Ago Hotels – a new hotel platform created by members of the Travelodge Owners Action Group – has formally issued legal documentation to over 200 owners of over 400 Travelodge properties, in a bid to tempt them to leave Travelodge and sign up to a partnership between Ago Hotels and French hotel chain Accor.

ibis rebrand

Ibis Rebrand

According to Ago, the timing is crucial, as Travelodge’s company voluntary arrangement (CVA) includes a provision for landlords to exercise a break option, or extend their leases with Travelodge by August 28.

Landlords who choose the lease extension forfeit their rights to exercise a break option.

New entity Ago is offering landlords a profit share in their own properties, as well as the entire Ago Hotels portfolio.

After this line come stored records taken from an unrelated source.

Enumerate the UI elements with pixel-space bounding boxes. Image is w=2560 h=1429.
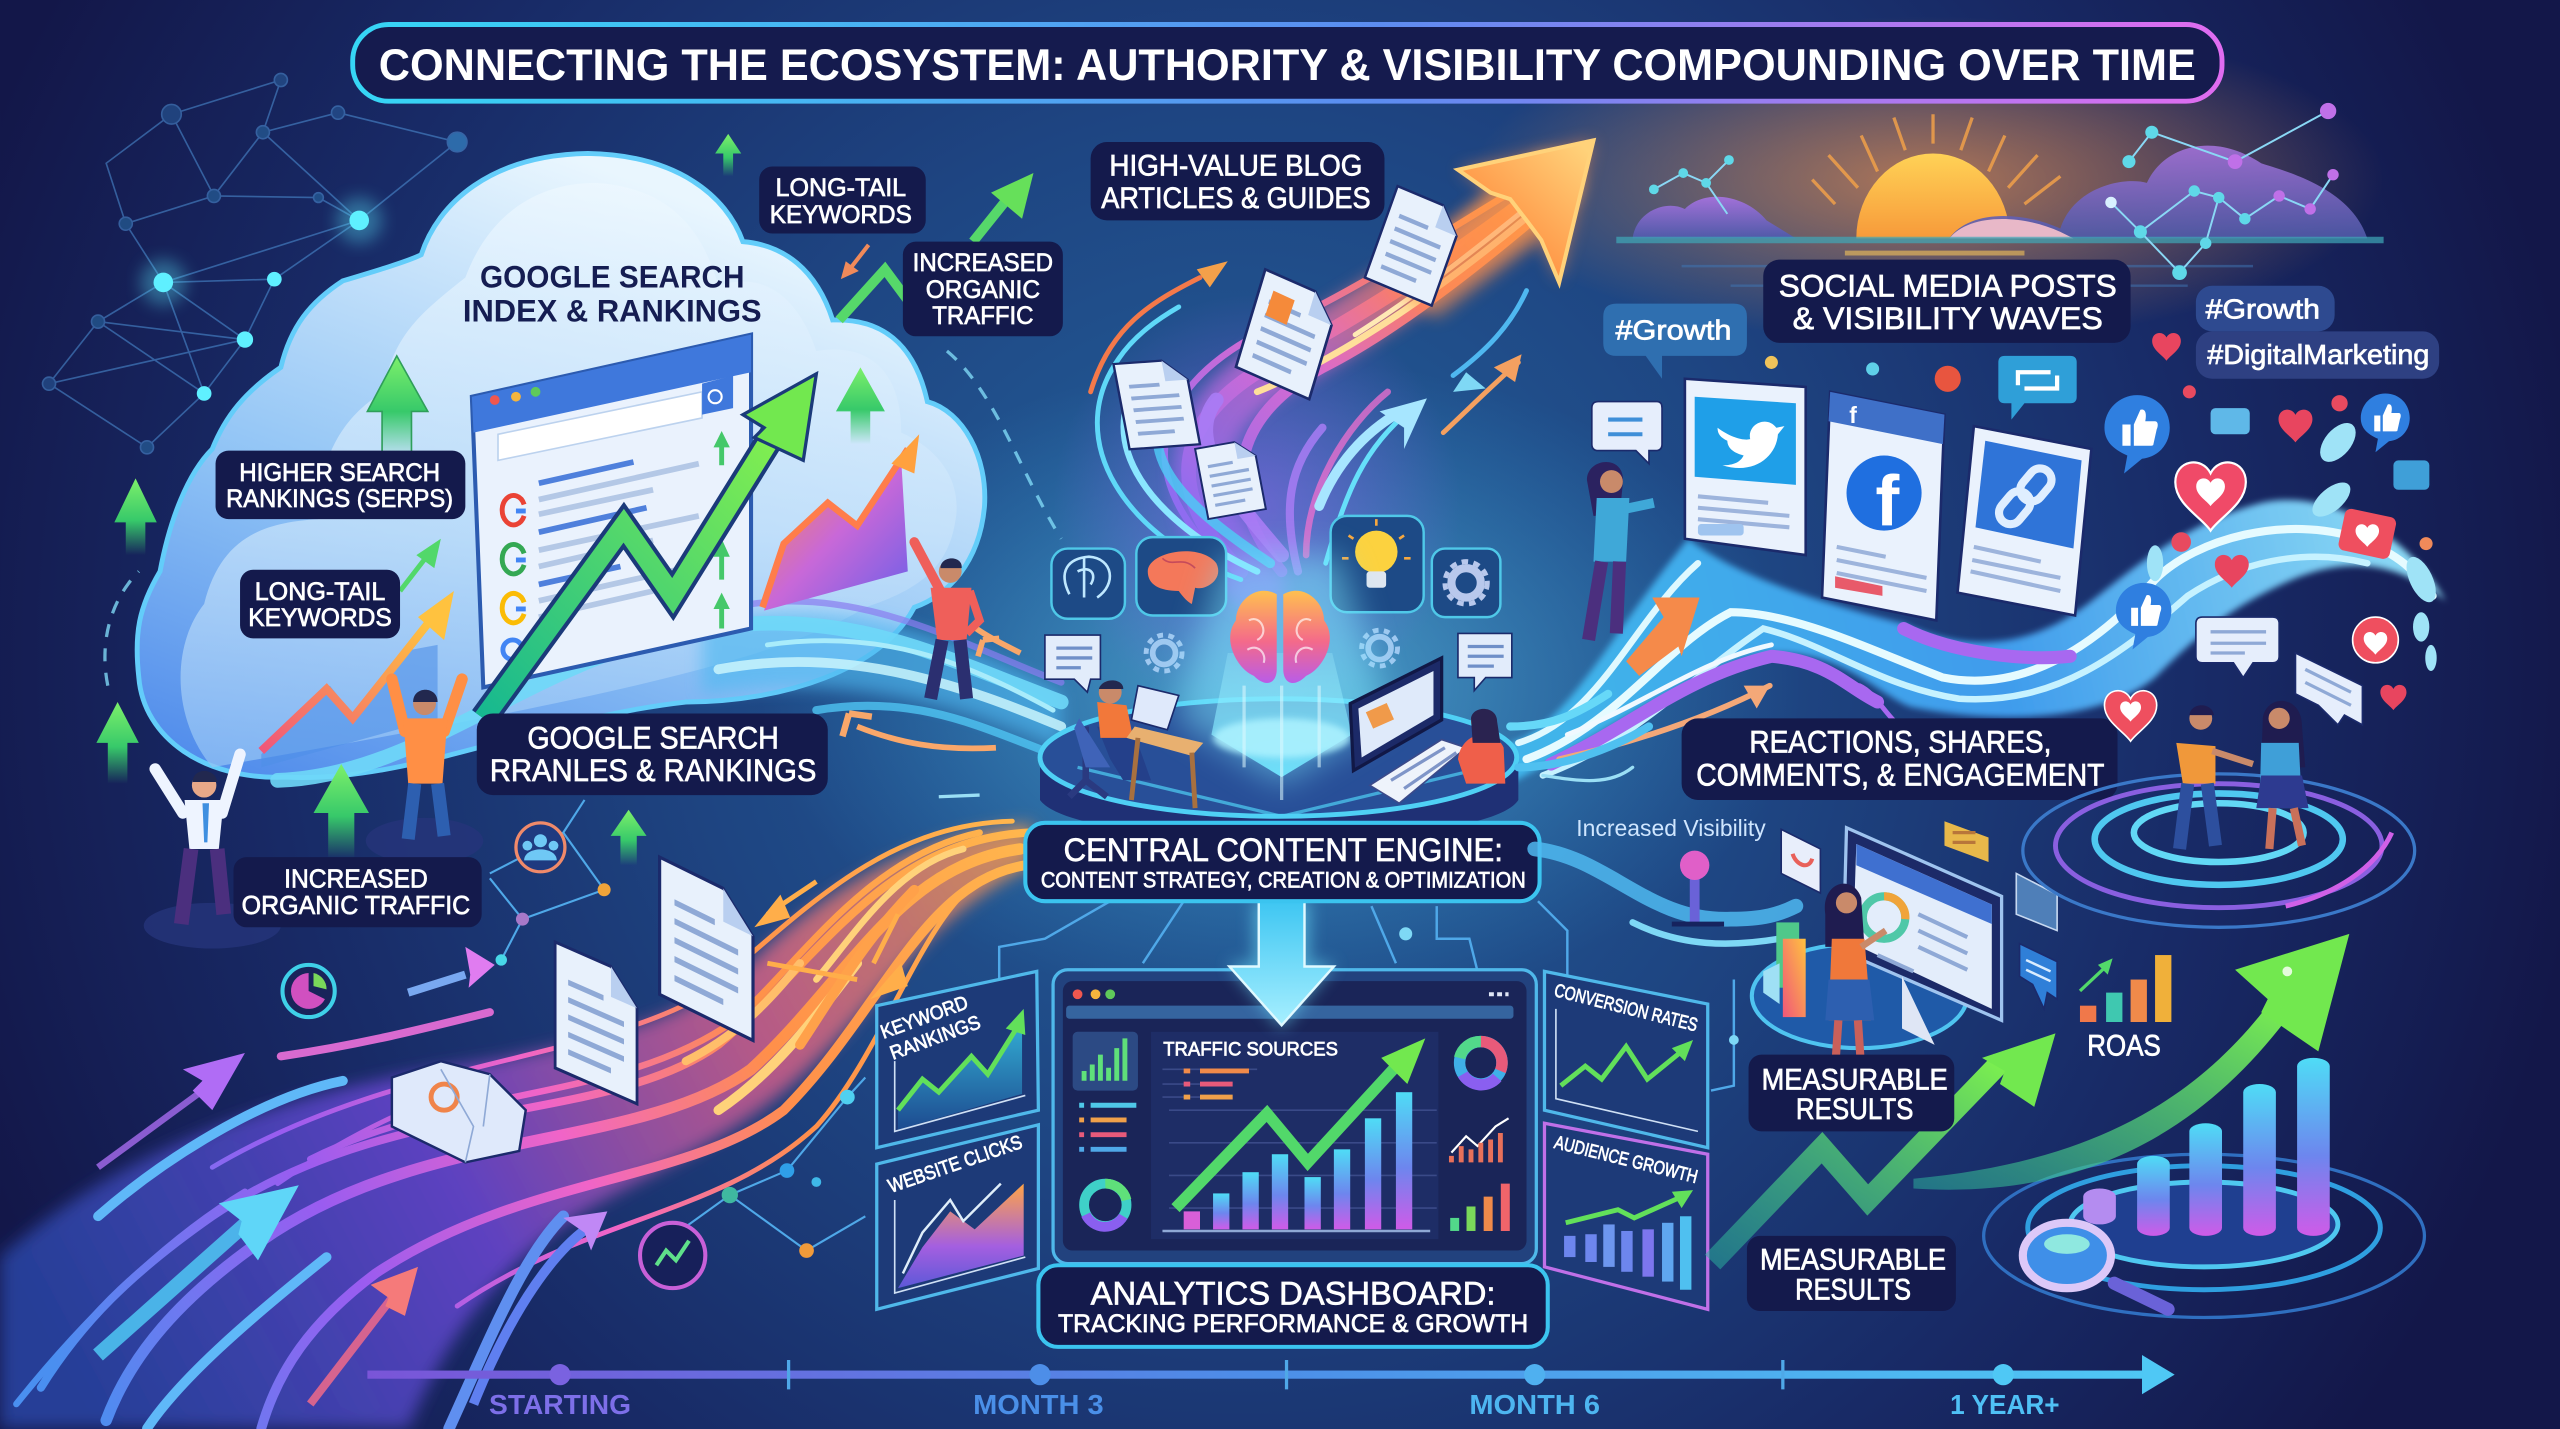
connector dots (1399, 927, 1739, 1045)
label: measurable results upper: RESULTS (1796, 1093, 1913, 1126)
ribbons left of centre (278, 601, 1061, 780)
roas mini bars (2080, 955, 2171, 1022)
icon: brain outline (1051, 549, 1125, 619)
label: central content engine: CONTENT STRATEGY, CREATION & OPTIMIZATION (1041, 867, 1526, 892)
timeline (367, 1355, 2175, 1420)
social card: facebook (1822, 392, 1944, 620)
flow arrows (98, 882, 908, 1404)
chat near couple (2104, 617, 2362, 741)
heading: google search index: GOOGLE SEARCH (480, 259, 745, 294)
social card: twitter (1685, 379, 1806, 555)
donut left (1084, 1184, 1127, 1227)
donut right (1460, 1042, 1502, 1085)
label: social media posts (1763, 260, 2131, 343)
icon: orange brain (1136, 537, 1226, 615)
person: couple shaking hands (2176, 701, 2309, 849)
label: high-value blog articles & guides: ARTICLES & GUIDES (1101, 182, 1371, 215)
label: reactions shares comments (1682, 718, 2118, 800)
person: man with raised arms (144, 754, 281, 949)
label: measurable results lower: MEASURABLE (1760, 1243, 1946, 1276)
analyst at monitor (1752, 828, 2002, 1069)
zigzag green arrow (1713, 1033, 2055, 1262)
label: central content engine (1025, 823, 1540, 901)
hashtag digital marketing (2196, 331, 2439, 379)
label: increased organic traffic upper: TRAFFIC (932, 302, 1033, 330)
label: increased organic traffic lower: ORGANIC TRAFFIC (242, 890, 470, 920)
ribbon to analyst (1535, 849, 1796, 944)
panel: audience growth (1544, 1123, 1708, 1309)
dashed connector left (105, 351, 1061, 686)
visibility wave (1510, 500, 2446, 784)
glow behind sun (1469, 16, 2384, 343)
text: increased visibility: Increased Visibility (1576, 815, 1766, 841)
big green rising arrow (483, 374, 816, 718)
map pin (1672, 851, 1724, 924)
person: woman with phone (1587, 462, 1654, 640)
person: orange shirt man (366, 679, 483, 864)
bottom-left flow ribbon (0, 821, 1032, 1429)
document sheets on the flow (555, 857, 753, 1104)
panel: website clicks (877, 1125, 1038, 1309)
icon: people badge (516, 823, 565, 872)
sun and horizon (1616, 114, 2384, 286)
title (353, 24, 2222, 101)
timeline label: month 3: MONTH 3 (973, 1389, 1104, 1420)
icon: left gear (1146, 635, 1182, 671)
social card: facebook: f (1849, 402, 1857, 428)
label: long-tail keywords lower: KEYWORDS (248, 604, 392, 632)
reaction icons (1765, 333, 2442, 710)
label: long-tail keywords lower (240, 570, 400, 638)
network graph right (1649, 103, 2339, 280)
label: google search rranles & rankings: GOOGLE SEARCH (527, 721, 779, 756)
label: social media posts: & VISIBILITY WAVES (1793, 301, 2103, 336)
heading: google search index: INDEX & RANKINGS (463, 294, 762, 329)
label: central content engine: CENTRAL CONTENT ENGINE: (1064, 831, 1503, 868)
lower left orange chart (261, 539, 454, 767)
text: website clicks: WEBSITE CLICKS (885, 1131, 1025, 1198)
label: analytics dashboard: ANALYTICS DASHBOARD: (1091, 1274, 1496, 1311)
icon: left chat (1045, 635, 1100, 692)
floating analyst icons (1781, 821, 2057, 1009)
label: increased organic traffic upper: INCREASED (913, 249, 1053, 277)
label: increased organic traffic lower (234, 857, 482, 927)
list rows (1079, 1105, 1136, 1149)
icon: gear box (1432, 549, 1500, 617)
timeline label: 1 year: 1 YEAR+ (1950, 1389, 2060, 1420)
hashtag tag right (2196, 286, 2335, 331)
hashtag digital marketing: #DigitalMarketing (2207, 339, 2429, 370)
small sky arrows (1091, 261, 1527, 506)
label: long-tail keywords upper: KEYWORDS (770, 201, 912, 229)
timeline label: starting: STARTING (489, 1389, 631, 1420)
label: google search rranles & rankings: RRANLES & RANKINGS (490, 753, 816, 788)
label: long-tail keywords lower: LONG-TAIL (255, 578, 385, 606)
label: long-tail keywords upper (759, 167, 926, 233)
text: traffic sources: TRAFFIC SOURCES (1163, 1038, 1338, 1060)
network lines lower left (490, 800, 865, 1258)
label: measurable results upper: MEASURABLE (1762, 1064, 1948, 1097)
network graph left (43, 73, 467, 454)
browser window search results (472, 335, 751, 687)
label: measurable results lower: RESULTS (1795, 1274, 1911, 1307)
crumpled paper (392, 1061, 526, 1162)
long curved green arrow (1913, 934, 2349, 1190)
social card: facebook: f (1875, 462, 1900, 542)
icon: central brain (1230, 591, 1330, 683)
content engine platform (1040, 555, 1518, 839)
mini bar chart (1073, 1032, 1138, 1091)
hashtag tag right: #Growth (2206, 293, 2320, 324)
label: increased organic traffic upper: ORGANIC (926, 276, 1040, 304)
chat bubbles social (1592, 356, 2077, 464)
label: increased organic traffic upper (903, 242, 1063, 336)
label: google search rranles & rankings (477, 713, 828, 795)
icon: pie chart badge (282, 965, 335, 1017)
label: measurable results lower (1747, 1236, 1956, 1311)
central icons (1045, 516, 1512, 692)
label: increased organic traffic lower: INCREASED (284, 863, 428, 893)
upward green arrows (96, 134, 885, 865)
glow behind centre (759, 359, 1804, 1012)
label: high-value blog articles & guides (1091, 142, 1384, 220)
centre swirl (1053, 183, 1559, 718)
panel: conversion rates (1544, 971, 1708, 1148)
title: CONNECTING THE ECOSYSTEM: AUTHORITY & VISIBILITY COMPOUNDING OVER TIME (379, 39, 2196, 90)
label: higher search rankings: HIGHER SEARCH (239, 459, 440, 487)
panel: keyword rankings (877, 971, 1038, 1148)
label: higher search rankings (216, 451, 465, 519)
text: keyword rankings: RANKINGS (887, 1012, 984, 1065)
text: audience growth: AUDIENCE GROWTH (1552, 1131, 1700, 1187)
label: analytics dashboard: TRACKING PERFORMANCE & GROWTH (1058, 1310, 1528, 1338)
text: keyword rankings: KEYWORD (878, 992, 971, 1044)
ribbons right of platform (1510, 694, 1649, 781)
small orange chart (762, 434, 919, 611)
orange arrow by wave (1626, 598, 1700, 676)
small bars (1455, 1184, 1505, 1231)
label: reactions shares comments: COMMENTS, & ENGAGEMENT (1696, 757, 2105, 792)
label: social media posts: SOCIAL MEDIA POSTS (1779, 268, 2117, 303)
social card: link (1958, 426, 2091, 615)
label: measurable results upper (1749, 1055, 1954, 1131)
icon: magnifier (2023, 1223, 2168, 1309)
hashtag bubble left (1603, 304, 1747, 379)
ripples under couple (2023, 774, 2415, 927)
text: roas: ROAS (2087, 1029, 2161, 1062)
cloud: google search index (137, 153, 985, 778)
small line chart (1451, 1118, 1509, 1162)
person at computer right (1350, 658, 1505, 803)
icon: chart badge (640, 1223, 705, 1288)
orange arrows toward centre (842, 629, 1020, 748)
heading: google search index (463, 259, 762, 329)
label: high-value blog articles & guides: HIGH-VALUE BLOG (1109, 150, 1362, 183)
icon: light bulb (1331, 516, 1424, 612)
big orange arrow head (1388, 140, 1593, 318)
icon: right chat (1458, 633, 1512, 691)
label: long-tail keywords upper: LONG-TAIL (776, 174, 906, 202)
bars with ripples (1984, 1058, 2424, 1317)
network bright nodes (140, 198, 382, 401)
hashtag bubble left: #Growth (1615, 315, 1731, 346)
label: analytics dashboard (1038, 1265, 1548, 1347)
text: conversion rates: CONVERSION RATES (1552, 979, 1700, 1035)
down arrow to dashboard (1228, 901, 1336, 1029)
label: reactions shares comments: REACTIONS, SHARES, (1749, 725, 2051, 760)
panel: analytics dashboard (1053, 970, 1536, 1264)
timeline label: month 6: MONTH 6 (1469, 1389, 1600, 1420)
text: keyword rankings (878, 990, 984, 1065)
label: higher search rankings: RANKINGS (SERPS) (226, 485, 453, 513)
main chart panel (1151, 1032, 1438, 1239)
person at desk left (1069, 680, 1203, 808)
icon: right gear (1362, 630, 1398, 666)
documents above the engine (1113, 186, 1464, 519)
dots line near platform (939, 795, 980, 797)
green arrow top right of cloud (839, 173, 1033, 320)
circuit lines (999, 901, 1734, 1091)
person: red shirt pointing (914, 542, 980, 699)
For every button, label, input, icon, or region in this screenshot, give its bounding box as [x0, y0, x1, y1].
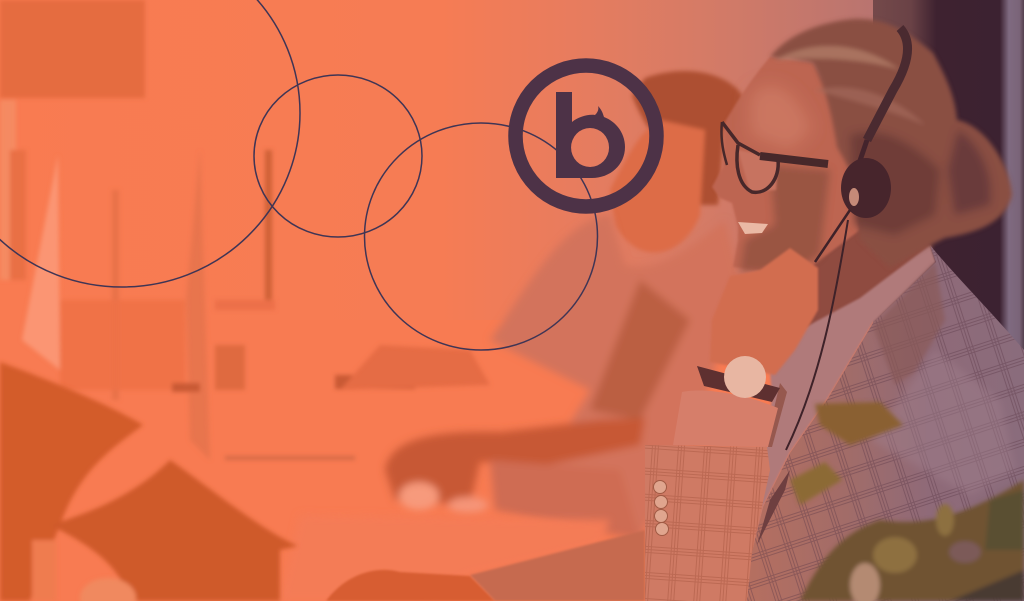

The operating platform has partnered with Accor, which will operate the hotels under its Ibis brand. In addition to meeting conversion costs and working capital requirements, Accor is also providing an ongoing financial facility, which Ago Hotels can draw-down to meet rent payments. According to the partners, this facility will ensure that rent will always be paid in the unlikely event of a sustained period of zero revenue in future.

Viv Watts, head of the action group, called the Travelodge lease extension 'worthless … like giving someone a pair of shoes but telling them to walk 100 miles barefoot to get them'.

Sebastien Bazin, CEO of Accor, said that Ago Hotels presented an opportunity for landlords to 'venture forward into the future of commercial real-estate where you can be an actor rather than a spectator of your fate'.

Speaking at a meeting with Travelodge landlords earlier this month, Bazin commented: 'The Ibis family stands itself as a brand which sees the highest certainty of achieving 75% occupancy, the best RevPAR Index and the greatest flexibility with respect to branding due to the 3 brands within the family.

Bazin added: 'Travelodge landlords should be comfortable with Accor’s commitment to the UK market; as a matter of fact Ibis has actually been in the UK for 10-years longer than Travelodge (since 1974) and it continues to see the UK market as a growth vector for the organisation.'

In June, Travelodge agreed a CVA with landlords to cut rent payments across its 580 hotels for the rest of 2020 and the whole of 2021.

However, property owners extracted lease-break concessions and bought time for creditors to challenge the terms.